In the present invention, the term “actinic rays” or “radiation” means, for example, brightline spectra from a mercury lamp, far ultraviolet represented by an excimer laser, extreme ultraviolet, X-rays, soft X-rays, electron beams and the like. In the present invention, the term “light” means actinic rays or radiation.
2. Description of the Related Art
Heretofore, the microfabrication by lithography using a photoresist composition is performed in the process for manufacturing semiconductor devices, such as an IC and an LSI. In recent years, the formation of an ultrafine pattern in the submicron region or quarter-micron region is increasingly required in accordance with the realization of high integration for integrated circuits. Accordingly, the trend of exposure wavelength toward a short wavelength is seen. To now, an exposure equipment using an ArF excimer laser of 193 nm wavelength as a light source has been developed. Further, a method, known as a liquid-immersion method, in which the space between a projector lens and a sample is filled with a liquid of high refractive index (hereinafter also referred to as an “immersion liquid”) has progressed as a technology for enhancing the resolving power. Still further, the development of lithography technology using electron beams, X-rays, EUV light or the like, aside from the excimer laser light, is now being promoted. Accordingly, chemically amplified resist compositions that are effectively sensitive to various radial rays and excel in sensitivity, resolution, pattern shape, capability of suppressing any line edge roughness (LER) (roughness performance) and the like have been developed (see, for example, patent reference 1).
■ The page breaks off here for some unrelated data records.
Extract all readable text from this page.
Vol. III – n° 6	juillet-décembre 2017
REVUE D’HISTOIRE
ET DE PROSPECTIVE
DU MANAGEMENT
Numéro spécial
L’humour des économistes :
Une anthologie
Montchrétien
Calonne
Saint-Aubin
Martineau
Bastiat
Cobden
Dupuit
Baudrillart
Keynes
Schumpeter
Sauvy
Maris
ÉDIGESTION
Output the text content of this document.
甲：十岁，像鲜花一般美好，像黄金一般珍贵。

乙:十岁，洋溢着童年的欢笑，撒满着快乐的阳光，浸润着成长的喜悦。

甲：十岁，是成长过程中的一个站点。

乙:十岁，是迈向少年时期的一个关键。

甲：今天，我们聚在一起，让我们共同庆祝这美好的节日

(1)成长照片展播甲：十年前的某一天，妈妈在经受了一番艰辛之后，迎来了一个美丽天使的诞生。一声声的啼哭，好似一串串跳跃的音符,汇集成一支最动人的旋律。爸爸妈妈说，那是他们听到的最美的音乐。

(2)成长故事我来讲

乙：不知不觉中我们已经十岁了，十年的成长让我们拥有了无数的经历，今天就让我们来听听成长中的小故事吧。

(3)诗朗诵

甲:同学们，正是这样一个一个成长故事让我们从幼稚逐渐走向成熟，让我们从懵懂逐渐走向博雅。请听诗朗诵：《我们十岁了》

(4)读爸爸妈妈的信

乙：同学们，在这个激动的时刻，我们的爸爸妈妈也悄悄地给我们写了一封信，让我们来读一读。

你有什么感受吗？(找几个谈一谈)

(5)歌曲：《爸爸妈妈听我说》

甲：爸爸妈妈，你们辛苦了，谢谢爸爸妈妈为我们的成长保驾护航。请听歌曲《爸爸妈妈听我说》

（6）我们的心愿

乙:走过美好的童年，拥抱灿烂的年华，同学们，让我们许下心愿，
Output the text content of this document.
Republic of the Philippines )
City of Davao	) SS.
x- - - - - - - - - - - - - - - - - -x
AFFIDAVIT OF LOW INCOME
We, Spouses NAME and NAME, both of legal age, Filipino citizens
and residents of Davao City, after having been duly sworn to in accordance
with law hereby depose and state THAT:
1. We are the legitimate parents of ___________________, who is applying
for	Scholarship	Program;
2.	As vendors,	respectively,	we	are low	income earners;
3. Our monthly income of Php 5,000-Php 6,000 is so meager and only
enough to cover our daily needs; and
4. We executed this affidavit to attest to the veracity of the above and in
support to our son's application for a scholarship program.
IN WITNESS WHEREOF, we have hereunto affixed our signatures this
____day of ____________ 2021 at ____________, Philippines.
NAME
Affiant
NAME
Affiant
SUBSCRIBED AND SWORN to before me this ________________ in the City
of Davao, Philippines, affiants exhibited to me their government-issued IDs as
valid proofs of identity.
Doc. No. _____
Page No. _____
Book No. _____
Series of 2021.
With respect to, in particular, the resolution and roughness performance, the smaller the pattern size, the greater the importance thereof. In the lithography using X-rays, electron beams or EUV, it is intended to form a fine pattern of several tens of nanometers (nm). Accordingly, the excellence in resolution and roughness performance are especially required in the lithography.
The electron beam (EB) lithography is positioned as the next-generation or next-next-generation pattern forming technology, and is indispensable as a method of processing a photomask blank for use in the fabrication of a photomask for semiconductor production.
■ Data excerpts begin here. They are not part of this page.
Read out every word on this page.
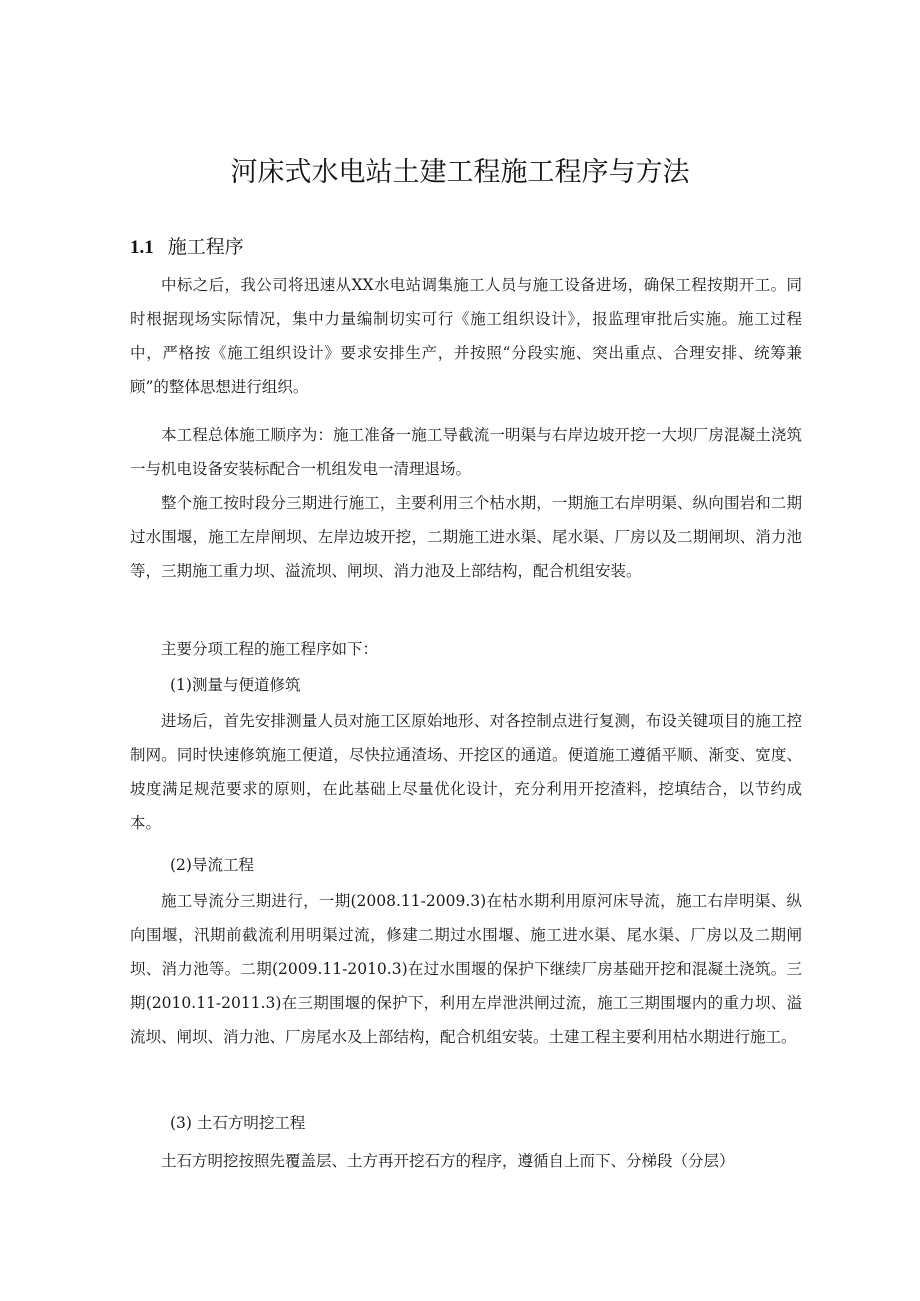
河床式水电站土建工程施工程序与方法
1.1 施工程序

中标之后，我公司将迅速从XX水电站调集施工人员与施工设备进场，确保工程按期开工。同时根据现场实际情况，集中力量编制切实可行《施工组织设计》，报监理审批后实施。施工过程中，严格按《施工组织设计》要求安排生产，并按照“分段实施、突出重点、合理安排、统筹兼顾”的整体思想进行组织。

本工程总体施工顺序为：施工准备一施工导截流一明渠与右岸边坡开挖一大坝厂房混凝土浇筑一与机电设备安装标配合一机组发电一清理退场。

整个施工按时段分三期进行施工，主要利用三个枯水期，一期施工右岸明渠、纵向围岩和二期过水围堰，施工左岸闸坝、左岸边坡开挖，二期施工进水渠、尾水渠、厂房以及二期闸坝、消力池等，三期施工重力坝、溢流坝、闸坝、消力池及上部结构，配合机组安装。

主要分项工程的施工程序如下：

(1)测量与便道修筑

进场后，首先安排测量人员对施工区原始地形、对各控制点进行复测，布设关键项目的施工控制网。同时快速修筑施工便道，尽快拉通渣场、开挖区的通道。便道施工遵循平顺、渐变、宽度、坡度满足规范要求的原则，在此基础上尽量优化设计，充分利用开挖渣料，挖填结合，以节约成本。

(2)导流工程

施工导流分三期进行，一期(2008.11-2009.3)在枯水期利用原河床导流，施工右岸明渠、纵向围堰，汛期前截流利用明渠过流，修建二期过水围堰、施工进水渠、尾水渠、厂房以及二期闸坝、消力池等。二期(2009.11-2010.3)在过水围堰的保护下继续厂房基础开挖和混凝土浇筑。三期(2010.11-2011.3)在三期围堰的保护下，利用左岸泄洪闸过流，施工三期围堰内的重力坝、溢流坝、闸坝、消力池、厂房尾水及上部结构，配合机组安装。土建工程主要利用枯水期进行施工。

(3) 土石方明挖工程

土石方明挖按照先覆盖层、土方再开挖石方的程序，遵循自上而下、分梯段（分层）
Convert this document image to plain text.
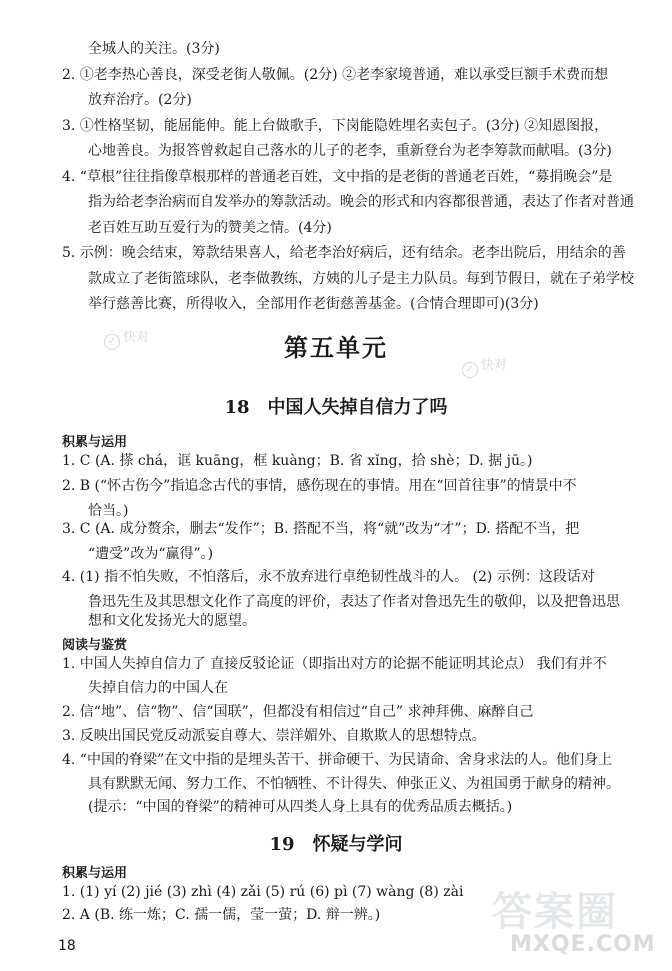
全城人的关注。(3分)
2. ①老李热心善良，深受老街人敬佩。(2分) ②老李家境普通，难以承受巨额手术费而想
放弃治疗。(2分)
3. ①性格坚韧，能屈能伸。能上台做歌手，下岗能隐姓埋名卖包子。(3分) ②知恩图报，
心地善良。为报答曾救起自己落水的儿子的老李，重新登台为老李筹款而献唱。(3分)
4. “草根”往往指像草根那样的普通老百姓，文中指的是老街的普通老百姓，“募捐晚会”是
指为给老李治病而自发举办的筹款活动。晚会的形式和内容都很普通，表达了作者对普通
老百姓互助互爱行为的赞美之情。(4分)
5. 示例：晚会结束，筹款结果喜人，给老李治好病后，还有结余。老李出院后，用结余的善
款成立了老街篮球队，老李做教练，方姨的儿子是主力队员。每到节假日，就在子弟学校
举行慈善比赛，所得收入，全部用作老街慈善基金。(合情合理即可)(3分)
✓ 快对
✓ 快对
第五单元
18 中国人失掉自信力了吗
积累与运用
1. C (A. 搽 chá，诓 kuāng，框 kuàng；B. 省 xǐng，拾 shè；D. 据 jū。)
2. B (“怀古伤今”指追念古代的事情，感伤现在的事情。用在“回首往事”的情景中不
恰当。)
3. C (A. 成分赘余，删去“发作”；B. 搭配不当，将“就”改为“才”；D. 搭配不当，把
“遭受”改为“赢得”。)
4. (1) 指不怕失败，不怕落后，永不放弃进行卓绝韧性战斗的人。 (2) 示例：这段话对
鲁迅先生及其思想文化作了高度的评价，表达了作者对鲁迅先生的敬仰，以及把鲁迅思
想和文化发扬光大的愿望。
阅读与鉴赏
1. 中国人失掉自信力了 直接反驳论证（即指出对方的论据不能证明其论点） 我们有并不
失掉自信力的中国人在
2. 信“地”、信“物”、信“国联”，但都没有相信过“自己” 求神拜佛、麻醉自己
3. 反映出国民党反动派妄自尊大、崇洋媚外、自欺欺人的思想特点。
4. “中国的脊梁”在文中指的是埋头苦干、拼命硬干、为民请命、舍身求法的人。他们身上
具有默默无闻、努力工作、不怕牺牲、不计得失、伸张正义、为祖国勇于献身的精神。
(提示：“中国的脊梁”的精神可从四类人身上具有的优秀品质去概括。)
19 怀疑与学问
积累与运用
1. (1) yí (2) jié (3) zhì (4) zǎi (5) rú (6) pì (7) wàng (8) zài
2. A (B. 练一炼；C. 孺一儒，莹一萤；D. 辩一辨。)	答案圈
MXQE.COM
18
In the EB lithography, it is known that the influence of electron scattering, namely, forward scattering in a resist film is lessened by increasing the acceleration voltage of EB. Therefore, in recent years, the acceleration voltage of EB tends to be increased. However, increasing the acceleration voltage of EB may lower the ratio of trapping of electron energy in the resist film, thereby lowering the sensitivity.
Moreover, increasing the acceleration voltage of EB, although lessening the influence of forward scattering, increases the influence of the scattering of electrons reflected by a resist substrate, namely, backward scattering. When it is intended to form an isolated pattern of large exposure area, this influence of backward scattering is markedly grave. Therefore, for example, an increase of the acceleration voltage of EB might lead to the possibility of a deterioration of the resolution of the isolated pattern.
In particular in the patterning of a photomask blank for use in semiconductor exposure, as a light shielding film containing a heavy atom, such as chromium, molybdenum or tantalum, is present in a layer under a resist, the influence of backward scattering attributed to a reflection from the resist underlayer is more conspicuous than in the application of a resist onto a silicon wafer. Therefore, when an isolated pattern is formed on a photomask blank, the influence of backward scattering is so grave that the possibility of resolution deterioration is high.
As a method for enhancing the resolution of an isolated pattern, the use of a resin containing a group capable of regulating the solubility of the resin is being studied (see, for example, patent reference 2). However, this has not yet fully satisfied the resolution and rectangularity of an isolated pattern.
Moreover, further enhancement of resolution is also required in the formation of a fine contact hole pattern.